Scontri allo stadio in Egitto: polemiche sulla polizia - Fotogallery
Violenze alla fine della partita di calcio a Port Said. Secondo gli ultimi dati del ministero della Sanità egiziano sono 74 le persone uccise, i feriti sarebbero un migliaio. Il ruolo della polizia e i pochi controlli hanno fatto scattare la polemica
Sarebbero 74 le persone che hanno perso la vita negli scontri allo stadio a Port Said, secondo Al Jazeera. L’Assemblea del Popolo, il parlamento egiziano, si riunirà per una seduta di straordinaria ed è stato annunciato che verrà aperta un’inchiesta.
Verso la fine di una partita di calcio di serie A sono scoppiate violenze che hanno coinvolto i sostenitori delle squadre dell’Al-Masry e dell’Al-Ahly, causando centinaia di feriti, tra cui anche alcuni giocatori e alcuni uomini del personale di sicurezza. La federazione calcistica egiziana ha sospeso a tempo indeterminato le partite del campionato di serie A. Il ministero della Sanità egiziano ha precisato che la maggior parte delle vittime sarebbero morte per soffocamento o perché colpite alla testa da bottiglie e pietre.
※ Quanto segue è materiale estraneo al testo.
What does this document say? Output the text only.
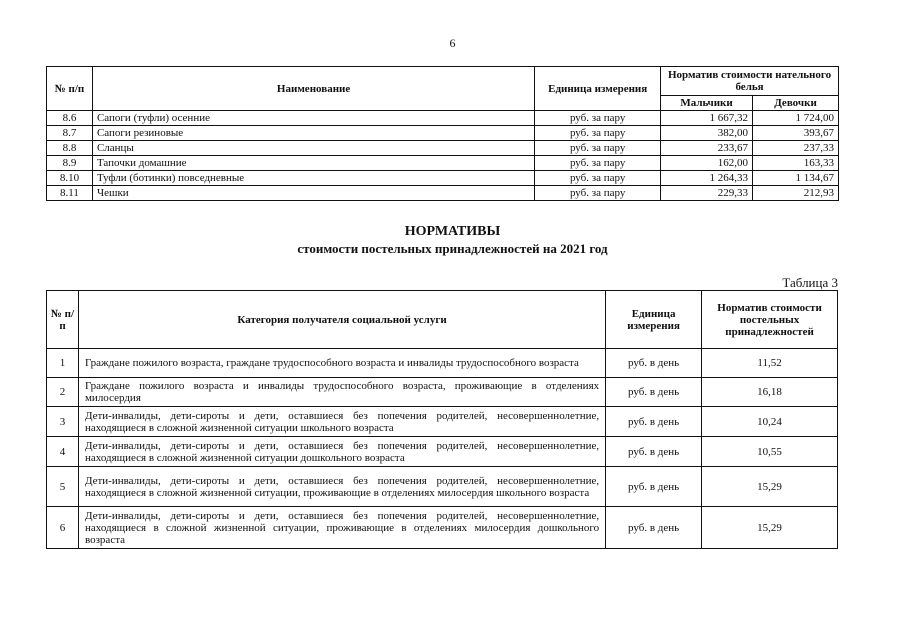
6
№ п/п	Наименование	Единица измерения	Норматив стоимости нательного белья	
			Мальчики	Девочки
8.6	Сапоги (туфли) осенние	руб. за пару	1 667,32	1 724,00
8.7	Сапоги резиновые	руб. за пару	382,00	393,67
8.8	Сланцы	руб. за пару	233,67	237,33
8.9	Тапочки домашние	руб. за пару	162,00	163,33
8.10	Туфли (ботинки) повседневные	руб. за пару	1 264,33	1 134,67
8.11	Чешки	руб. за пару	229,33	212,93
НОРМАТИВЫ
стоимости постельных принадлежностей на 2021 год
Таблица 3
№ п/п	Категория получателя социальной услуги	Единица измерения	Норматив стоимости постельных принадлежностей
1	Граждане пожилого возраста, граждане трудоспособного возраста и инвалиды трудоспособного возраста	руб. в день	11,52
2	Граждане пожилого возраста и инвалиды трудоспособного возраста, проживающие в отделениях милосердия	руб. в день	16,18
3	Дети-инвалиды, дети-сироты и дети, оставшиеся без попечения родителей, несовершеннолетние, находящиеся в сложной жизненной ситуации школьного возраста	руб. в день	10,24
4	Дети-инвалиды, дети-сироты и дети, оставшиеся без попечения родителей, несовершеннолетние, находящиеся в сложной жизненной ситуации дошкольного возраста	руб. в день	10,55
5	Дети-инвалиды, дети-сироты и дети, оставшиеся без попечения родителей, несовершеннолетние, находящиеся в сложной жизненной ситуации, проживающие в отделениях милосердия школьного возраста	руб. в день	15,29
6	Дети-инвалиды, дети-сироты и дети, оставшиеся без попечения родителей, несовершеннолетние, находящиеся в сложной жизненной ситуации, проживающие в отделениях милосердия дошкольного возраста	руб. в день	15,29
La guerriglia ha avuto inizio quando i tifosi dell’Al-Masry (squadra locale che aveva vinto 3 a 1) hanno invaso il campo lanciando pietre e bottiglie contro i giocatori dell’Al-Ahly che sono stati evacuati dagli elicotteri mandati dall’esercito. Per ora, si hanno notizie di 47 arresti.
Ma le violenze a Port Said hanno avuto eco e gli scontri sono arrivati anche allo stadio del Cairo quando, dopo le notizie di Port Said, è stata interrotta la partita: i tifosi hanno reagito appiccando dei fuochi sugli spalti. I Fratelli Musulmani, dopo la strage, hanno accusato i sostenitori dell’ex dittatore Hosni Mubarak di essere i responsabili delle violenze:
"Gli eventi sono stati pianificati e sono un messaggio dei sostenitori dell’ex regime"
ha detto il deputato Essam al-Erian sul sito del Partito Libertà e Giustizia, formazione politica della Fratellanza.
Ma sugli scontri si sono levate molte voci e polemiche. Le violenze sono scoppiate all'improvviso e hanno colto la polizia impreparata. Ma alcuni semplici controlli all'entrata dello stadio sarebbero potuti essere utili. L'inviato della BBC, Jon Leyne, ha raccontato della poca sicurezza allo stadio che ha permesso ai tifosi di portare coltelli e altri oggetti pericolosi. Jon Leyne racconta poi che i tifosi egiziani sono conosciuti per la loro violenza e la polizia ha abbassato i livelli di sicurezza nel paese già da tempo, dopo gli scontri del 2011.
Anche il New York Times riporta le parole di alcuni giocatori e alcuni testimoni. Mohammed Abu Trika, un giocatore famoso del Al Ahly, si è espresso in maniera molto critica nei confronti della polizia:
"Le persone stanno morendo, e nessuno sta facendo niente. Sembra una guerra. La vita è davvero così di poco valore?"